De Incredibilibus (excerpta Vaticana)

Anonymi Paradoxographi

Anonymi Paradoxographi. Rationalizing Myth in Antiquity, Hawes, Greta, author and translator. Oxford: Oxford University Press, 2014

Icarus, in the grip of youthful impetuosity and recklessness, seeking unreasonable things, and being excitable in his mind, lost hold of reality, came adrift from all reason, and was carried down into a sea of unfathomable affairs. The Greeks tell this story in another way and create the Icarian Gulf from it.

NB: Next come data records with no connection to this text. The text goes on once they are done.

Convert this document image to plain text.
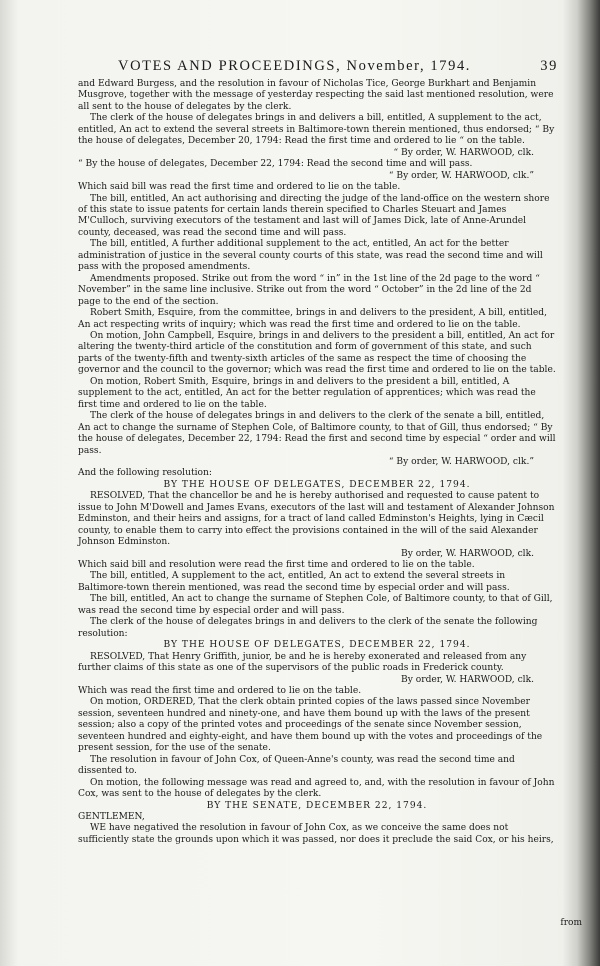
VOTES AND PROCEEDINGS, November, 1794.	39

and Edward Burgess, and the resolution in favour of Nicholas Tice, George Burkhart and Benjamin Musgrove, together with the message of yesterday respecting the said last mentioned resolution, were all sent to the house of delegates by the clerk.

The clerk of the house of delegates brings in and delivers a bill, entitled, A supplement to the act, entitled, An act to extend the several streets in Baltimore-town therein mentioned, thus endorsed; “ By the house of delegates, December 20, 1794: Read the first time and ordered to lie “ on the table.

“ By order, W. HARWOOD, clk.

“ By the house of delegates, December 22, 1794: Read the second time and will pass.

“ By order, W. HARWOOD, clk.”

Which said bill was read the first time and ordered to lie on the table.

The bill, entitled, An act authorising and directing the judge of the land-office on the western shore of this state to issue patents for certain lands therein specified to Charles Steuart and James M'Culloch, surviving executors of the testament and last will of James Dick, late of Anne-Arundel county, deceased, was read the second time and will pass.

The bill, entitled, A further additional supplement to the act, entitled, An act for the better administration of justice in the several county courts of this state, was read the second time and will pass with the proposed amendments.

Amendments proposed. Strike out from the word “ in” in the 1st line of the 2d page to the word “ November” in the same line inclusive. Strike out from the word “ October” in the 2d line of the 2d page to the end of the section.

Robert Smith, Esquire, from the committee, brings in and delivers to the president, A bill, entitled, An act respecting writs of inquiry; which was read the first time and ordered to lie on the table.

On motion, John Campbell, Esquire, brings in and delivers to the president a bill, entitled, An act for altering the twenty-third article of the constitution and form of government of this state, and such parts of the twenty-fifth and twenty-sixth articles of the same as respect the time of choosing the governor and the council to the governor; which was read the first time and ordered to lie on the table.

On motion, Robert Smith, Esquire, brings in and delivers to the president a bill, entitled, A supplement to the act, entitled, An act for the better regulation of apprentices; which was read the first time and ordered to lie on the table.

The clerk of the house of delegates brings in and delivers to the clerk of the senate a bill, entitled, An act to change the surname of Stephen Cole, of Baltimore county, to that of Gill, thus endorsed; “ By the house of delegates, December 22, 1794: Read the first and second time by especial “ order and will pass.

“ By order, W. HARWOOD, clk.”

And the following resolution:

BY THE HOUSE OF DELEGATES, DECEMBER 22, 1794.

RESOLVED, That the chancellor be and he is hereby authorised and requested to cause patent to issue to John M'Dowell and James Evans, executors of the last will and testament of Alexander Johnson Edminston, and their heirs and assigns, for a tract of land called Edminston's Heights, lying in Cæcil county, to enable them to carry into effect the provisions contained in the will of the said Alexander Johnson Edminston.

By order, W. HARWOOD, clk.

Which said bill and resolution were read the first time and ordered to lie on the table.

The bill, entitled, A supplement to the act, entitled, An act to extend the several streets in Baltimore-town therein mentioned, was read the second time by especial order and will pass.

The bill, entitled, An act to change the surname of Stephen Cole, of Baltimore county, to that of Gill, was read the second time by especial order and will pass.

The clerk of the house of delegates brings in and delivers to the clerk of the senate the following resolution:

BY THE HOUSE OF DELEGATES, DECEMBER 22, 1794.

RESOLVED, That Henry Griffith, junior, be and he is hereby exonerated and released from any further claims of this state as one of the supervisors of the public roads in Frederick county.

By order, W. HARWOOD, clk.

Which was read the first time and ordered to lie on the table.

On motion, ORDERED, That the clerk obtain printed copies of the laws passed since November session, seventeen hundred and ninety-one, and have them bound up with the laws of the present session; also a copy of the printed votes and proceedings of the senate since November session, seventeen hundred and eighty-eight, and have them bound up with the votes and proceedings of the present session, for the use of the senate.

The resolution in favour of John Cox, of Queen-Anne's county, was read the second time and dissented to.

On motion, the following message was read and agreed to, and, with the resolution in favour of John Cox, was sent to the house of delegates by the clerk.

BY THE SENATE, DECEMBER 22, 1794.

GENTLEMEN,

WE have negatived the resolution in favour of John Cox, as we conceive the same does not sufficiently state the grounds upon which it was passed, nor does it preclude the said Cox, or his heirs,

from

Io, the daughter of Arestor, was a priestess of Hera. When her father discovered that she was pregnant while still unmarried (for she no longer appeared virginal but seemed larger and prettier than usual because of her sexual maturity, so that the Argives called her ‘cow’), he was enraged. He put her under guard and appointed an uncle, Argos, to watch over her. Argos, because he did not sleep but remained ever-vigilant and never allowed her the opportunity to escape, was given the name ‘Panoptes’ [‘all eyes’]. But, at Io’s request, a local man named Hermaon killed Argos without being seen. Io, now free, fled with her accomplices and boarded a merchant ship. She was carried by a storm over that sea which is now called ‘Ionian’, and she passed many places until she came safely to Aeria, where she was thought a goddess on account of her beauty. So says Charax in his Hellenica.